What happened to the fourth amendment analysis and standard of objective reasonableness? Is Terry v. Ohio, 392 U. S. 1, 21 (1968) now dead, too? Gone is the requirement that the government have articulable facts that justify trampling constitutional rights? Is flagrant misconduct more dubious than deliberate indifference?  Perhaps we need to ask a football referee…. flagrant misconduct.  Where did he come up with this?  Oh, football.  It is a penalty.  Great.   Football rules now apply to the government arena.

Utah v Strieff ushers in a new scary era   One in which it is the court’s job to justify illegal official conduct   In any manner possible.

Status, as determined by the government, not with a hearing, but with the mere issuance of a warrant for a minor infraction, even unknown to officers, now strips one of their constitutional rights. In that case a minor traffic violation. What next? A parking ticket? A zoning violation? An instigator? A critic? A malcontent?

The decision turns the long established fourth amendment standard of objectively reasonable, into “flagrant misconduct” a standard even more dubious than deliberate indifference, apposite to those CONVICTED and imprisoned for a crime.

Has this 5-3 decision created an even bigger problem? Rendering unstable the entire justice system? Maybe. Scalia’s legacy (one of) to civil rights was Heck v Humphrey (discussed here). If success in a civil rights action would impugn the integrity of a criminal conviction, no civil rights claim had yet accrued. No matter how vile the fourth amendment violation. This is because the fourth amendment standards were the same across criminal and civil lines.

This decision eliminates that similarity. There are now two standards. One for criminal. “Flagrant misconduct”. And one for civil. Objective reasonableness.
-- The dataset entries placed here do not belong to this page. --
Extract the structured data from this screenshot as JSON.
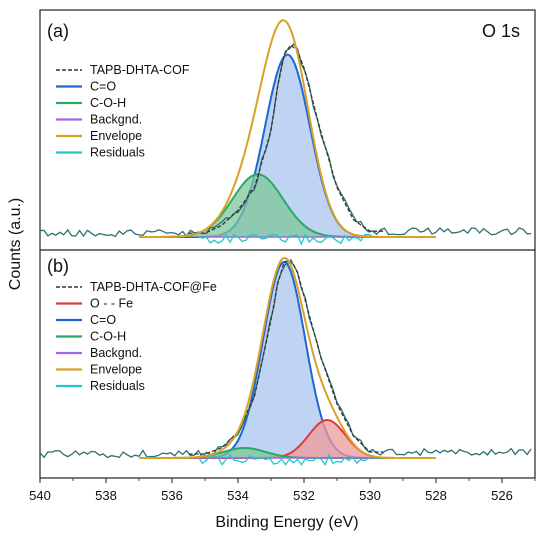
{
  "chart_data": [
    {
      "type": "area",
      "panel_label": "(a)",
      "annotation": "O 1s",
      "x_range": [
        540,
        525
      ],
      "legend_position": "top-left",
      "series": [
        {
          "name": "TAPB-DHTA-COF",
          "style": "dashed",
          "color": "#333333",
          "x": [
            535,
            534.5,
            534,
            533.5,
            533,
            532.8,
            532.6,
            532.4,
            532.2,
            532,
            531.5,
            531,
            530.5,
            530
          ],
          "values": [
            0.01,
            0.05,
            0.13,
            0.25,
            0.55,
            0.78,
            0.95,
            1.0,
            0.97,
            0.88,
            0.55,
            0.25,
            0.08,
            0.02
          ]
        },
        {
          "name": "C=O",
          "color": "#1f66d6",
          "fill": "#a9c4ee",
          "peak": {
            "center": 532.5,
            "height": 0.96,
            "fwhm": 1.6
          }
        },
        {
          "name": "C-O-H",
          "color": "#2aa86a",
          "fill": "#7dc79a",
          "peak": {
            "center": 533.4,
            "height": 0.33,
            "fwhm": 1.8
          }
        },
        {
          "name": "Backgnd.",
          "color": "#a366e8"
        },
        {
          "name": "Envelope",
          "color": "#d9a128"
        },
        {
          "name": "Residuals",
          "color": "#22c7c7"
        }
      ]
    },
    {
      "type": "area",
      "panel_label": "(b)",
      "x_range": [
        540,
        525
      ],
      "legend_position": "top-left",
      "series": [
        {
          "name": "TAPB-DHTA-COF@Fe",
          "style": "dashed",
          "color": "#333333",
          "x": [
            535,
            534.5,
            534,
            533.5,
            533,
            532.8,
            532.6,
            532.4,
            532.2,
            532,
            531.5,
            531,
            530.5,
            530
          ],
          "values": [
            0.01,
            0.04,
            0.12,
            0.3,
            0.68,
            0.86,
            0.97,
            0.98,
            0.92,
            0.8,
            0.5,
            0.26,
            0.1,
            0.02
          ]
        },
        {
          "name": "O - - Fe",
          "color": "#e03b3b",
          "fill": "#ef9a9a",
          "peak": {
            "center": 531.3,
            "height": 0.19,
            "fwhm": 1.3
          }
        },
        {
          "name": "C=O",
          "color": "#1f66d6",
          "fill": "#a9c4ee",
          "peak": {
            "center": 532.6,
            "height": 0.98,
            "fwhm": 1.5
          }
        },
        {
          "name": "C-O-H",
          "color": "#2aa86a",
          "fill": "#7dc79a",
          "peak": {
            "center": 533.8,
            "height": 0.05,
            "fwhm": 1.5
          }
        },
        {
          "name": "Backgnd.",
          "color": "#a366e8"
        },
        {
          "name": "Envelope",
          "color": "#d9a128"
        },
        {
          "name": "Residuals",
          "color": "#22c7c7"
        }
      ]
    }
  ],
  "xlabel": "Binding Energy (eV)",
  "ylabel": "Counts (a.u.)",
  "x_ticks": [
    "540",
    "538",
    "536",
    "534",
    "532",
    "530",
    "528",
    "526"
  ]
}
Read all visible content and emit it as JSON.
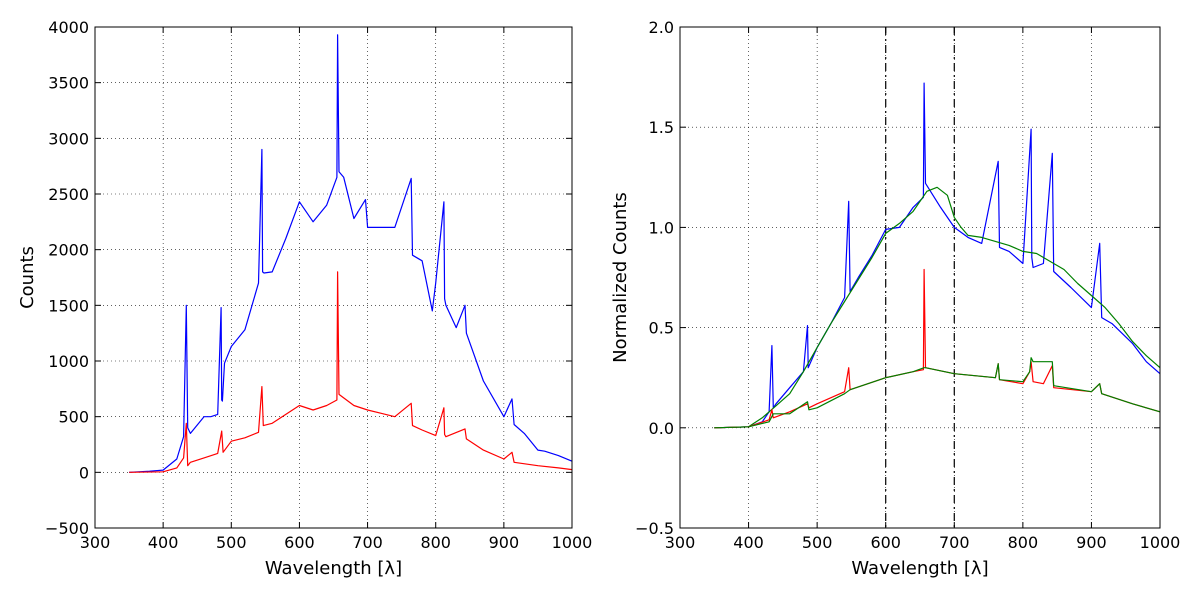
{
  "chart_data": [
    {
      "type": "line",
      "xlabel": "Wavelength [λ]",
      "ylabel": "Counts",
      "xlim": [
        300,
        1000
      ],
      "ylim": [
        -500,
        4000
      ],
      "xticks": [
        300,
        400,
        500,
        600,
        700,
        800,
        900,
        1000
      ],
      "yticks": [
        -500,
        0,
        500,
        1000,
        1500,
        2000,
        2500,
        3000,
        3500,
        4000
      ],
      "xtick_labels": [
        "300",
        "400",
        "500",
        "600",
        "700",
        "800",
        "900",
        "1000"
      ],
      "ytick_labels": [
        "−500",
        "0",
        "500",
        "1000",
        "1500",
        "2000",
        "2500",
        "3000",
        "3500",
        "4000"
      ],
      "grid": true,
      "series": [
        {
          "color": "#0000ff",
          "x": [
            350,
            380,
            400,
            420,
            430,
            434,
            436,
            440,
            460,
            470,
            480,
            485,
            486,
            487,
            490,
            500,
            520,
            540,
            545,
            546,
            548,
            560,
            580,
            600,
            620,
            640,
            655,
            656,
            658,
            665,
            680,
            697,
            700,
            720,
            740,
            764,
            766,
            780,
            795,
            800,
            812,
            813,
            815,
            830,
            843,
            845,
            870,
            900,
            912,
            915,
            930,
            950,
            960,
            980,
            1000
          ],
          "y": [
            0,
            10,
            20,
            120,
            320,
            1500,
            400,
            350,
            500,
            500,
            520,
            1480,
            650,
            640,
            980,
            1130,
            1280,
            1700,
            2900,
            1800,
            1790,
            1800,
            2100,
            2430,
            2250,
            2400,
            2650,
            3930,
            2700,
            2650,
            2280,
            2450,
            2200,
            2200,
            2200,
            2640,
            1950,
            1900,
            1450,
            1700,
            2430,
            1560,
            1500,
            1300,
            1500,
            1250,
            820,
            500,
            660,
            430,
            350,
            200,
            190,
            150,
            100
          ]
        },
        {
          "color": "#ff0000",
          "x": [
            350,
            400,
            420,
            430,
            434,
            436,
            440,
            460,
            480,
            486,
            488,
            500,
            520,
            540,
            545,
            547,
            560,
            580,
            600,
            620,
            640,
            655,
            656,
            658,
            680,
            700,
            720,
            740,
            764,
            766,
            780,
            800,
            812,
            813,
            815,
            843,
            845,
            870,
            900,
            912,
            915,
            950,
            980,
            1000
          ],
          "y": [
            0,
            5,
            40,
            130,
            440,
            60,
            90,
            130,
            170,
            370,
            180,
            280,
            310,
            360,
            770,
            420,
            440,
            520,
            600,
            560,
            600,
            650,
            1800,
            700,
            600,
            560,
            530,
            500,
            620,
            420,
            380,
            330,
            580,
            340,
            320,
            390,
            300,
            200,
            120,
            180,
            90,
            60,
            40,
            25
          ]
        }
      ]
    },
    {
      "type": "line",
      "xlabel": "Wavelength [λ]",
      "ylabel": "Normalized Counts",
      "xlim": [
        300,
        1000
      ],
      "ylim": [
        -0.5,
        2.0
      ],
      "xticks": [
        300,
        400,
        500,
        600,
        700,
        800,
        900,
        1000
      ],
      "yticks": [
        -0.5,
        0.0,
        0.5,
        1.0,
        1.5,
        2.0
      ],
      "xtick_labels": [
        "300",
        "400",
        "500",
        "600",
        "700",
        "800",
        "900",
        "1000"
      ],
      "ytick_labels": [
        "−0.5",
        "0.0",
        "0.5",
        "1.0",
        "1.5",
        "2.0"
      ],
      "grid": true,
      "vlines": [
        600,
        700
      ],
      "series": [
        {
          "color": "#0000ff",
          "x": [
            350,
            400,
            420,
            430,
            434,
            436,
            440,
            460,
            480,
            486,
            487,
            500,
            520,
            540,
            546,
            548,
            560,
            580,
            600,
            620,
            640,
            655,
            656,
            658,
            680,
            700,
            720,
            740,
            764,
            766,
            780,
            800,
            812,
            813,
            815,
            830,
            843,
            845,
            870,
            900,
            912,
            915,
            930,
            960,
            980,
            1000
          ],
          "y": [
            0.0,
            0.005,
            0.03,
            0.08,
            0.41,
            0.1,
            0.12,
            0.2,
            0.28,
            0.51,
            0.3,
            0.4,
            0.52,
            0.65,
            1.13,
            0.68,
            0.75,
            0.86,
            0.99,
            1.0,
            1.1,
            1.15,
            1.72,
            1.22,
            1.1,
            1.0,
            0.95,
            0.92,
            1.33,
            0.9,
            0.88,
            0.82,
            1.49,
            0.85,
            0.8,
            0.82,
            1.37,
            0.78,
            0.7,
            0.6,
            0.92,
            0.55,
            0.52,
            0.42,
            0.33,
            0.27
          ]
        },
        {
          "color": "#008000",
          "x": [
            350,
            400,
            420,
            440,
            460,
            480,
            500,
            520,
            540,
            560,
            580,
            600,
            620,
            640,
            660,
            675,
            690,
            700,
            710,
            720,
            740,
            760,
            780,
            800,
            820,
            840,
            860,
            880,
            900,
            920,
            940,
            960,
            980,
            1000
          ],
          "y": [
            0.0,
            0.005,
            0.05,
            0.11,
            0.17,
            0.28,
            0.4,
            0.52,
            0.63,
            0.74,
            0.85,
            0.97,
            1.02,
            1.08,
            1.18,
            1.2,
            1.16,
            1.05,
            1.0,
            0.96,
            0.95,
            0.93,
            0.91,
            0.88,
            0.87,
            0.83,
            0.79,
            0.72,
            0.66,
            0.6,
            0.52,
            0.43,
            0.36,
            0.3
          ]
        },
        {
          "color": "#ff0000",
          "x": [
            350,
            400,
            430,
            434,
            436,
            460,
            486,
            488,
            500,
            540,
            546,
            548,
            600,
            640,
            655,
            656,
            658,
            700,
            760,
            764,
            766,
            800,
            810,
            812,
            815,
            830,
            843,
            845,
            900,
            912,
            915,
            960,
            1000
          ],
          "y": [
            0.0,
            0.005,
            0.04,
            0.09,
            0.05,
            0.08,
            0.12,
            0.1,
            0.12,
            0.18,
            0.3,
            0.19,
            0.25,
            0.28,
            0.29,
            0.79,
            0.3,
            0.27,
            0.25,
            0.32,
            0.24,
            0.22,
            0.28,
            0.33,
            0.23,
            0.22,
            0.31,
            0.2,
            0.18,
            0.22,
            0.17,
            0.12,
            0.08
          ]
        },
        {
          "color": "#008000",
          "x": [
            350,
            400,
            430,
            436,
            440,
            450,
            460,
            486,
            488,
            500,
            540,
            548,
            600,
            640,
            656,
            658,
            700,
            760,
            764,
            766,
            800,
            810,
            812,
            815,
            840,
            843,
            845,
            900,
            912,
            915,
            960,
            1000
          ],
          "y": [
            0.0,
            0.005,
            0.03,
            0.07,
            0.07,
            0.07,
            0.07,
            0.13,
            0.09,
            0.1,
            0.17,
            0.19,
            0.25,
            0.28,
            0.3,
            0.3,
            0.27,
            0.25,
            0.32,
            0.24,
            0.23,
            0.28,
            0.35,
            0.33,
            0.33,
            0.33,
            0.21,
            0.18,
            0.22,
            0.17,
            0.12,
            0.08
          ]
        }
      ]
    }
  ]
}
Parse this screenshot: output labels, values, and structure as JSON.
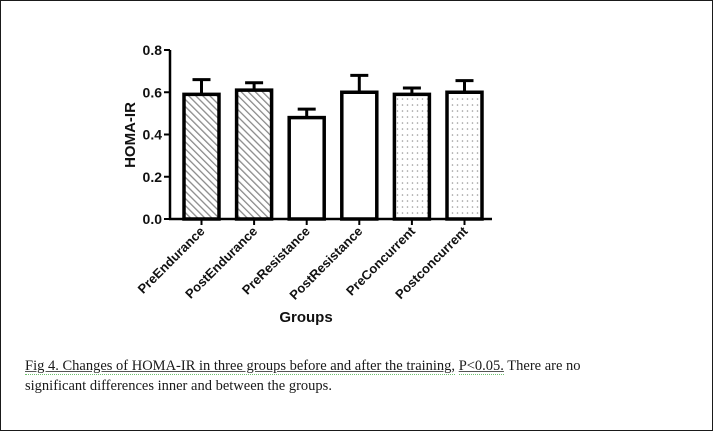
{
  "figure": {
    "caption_line1_underlined_a": "Fig 4. Changes of HOMA-IR in three groups before and after the training,",
    "caption_line1_underlined_b": "P<0.05.",
    "caption_line1_rest": " There are no",
    "caption_line2": "significant  differences inner and between the groups."
  },
  "chart_data": {
    "type": "bar",
    "title": "",
    "xlabel": "Groups",
    "ylabel": "HOMA-IR",
    "ylim": [
      0.0,
      0.8
    ],
    "yticks": [
      "0.0",
      "0.2",
      "0.4",
      "0.6",
      "0.8"
    ],
    "grid": false,
    "legend": null,
    "categories": [
      "PreEndurance",
      "PostEndurance",
      "PreResistance",
      "PostResistance",
      "PreConcurrent",
      "Postconcurrent"
    ],
    "values": [
      0.59,
      0.61,
      0.48,
      0.6,
      0.59,
      0.6
    ],
    "error_upper": [
      0.66,
      0.645,
      0.52,
      0.68,
      0.62,
      0.655
    ],
    "fill_patterns": [
      "diagonal-hatch",
      "diagonal-hatch",
      "none",
      "none",
      "dots",
      "dots"
    ],
    "colors": {
      "bar_edge": "#000000",
      "hatch": "#8a8a8a",
      "dots": "#9a9a9a",
      "fill": "#ffffff"
    }
  }
}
Can this guy now bring a civil rights action under the objective reasonableness standard and prevail….notwithstanding any conviction he may now suffer because success in his civil action would not undermine nor impugn the criminal conviction because the criminal conviction would stand because of the more dubious apposite standard of flagrant misconduct

Flagrant misconduct is a standard heretofore non existent in constitutional claims analysis. It sounds and appears more dubious than deliberate indifference, the standard apposite to those already convicted and imprisoned.

Now, the government. Can just issue a warrant. For a minor traffic violation. Just a warrant. No requirement it be served. Just entered into the database. No hearing. Nothing. Just a warrant.

With that on file, officers are now free to trample constitutional rights to effect a conviction, even if they don’t know of the warrant.

Facts become irrelevant.

Personhood is irrelevant

Our long standing guaranteed constitutional rights…gone.

Government classification becomes everything

This. Is. Horrifying.

what can I say; apparently, Thomas views cop activities as a football game. Throw the flag…flagrant misconduct.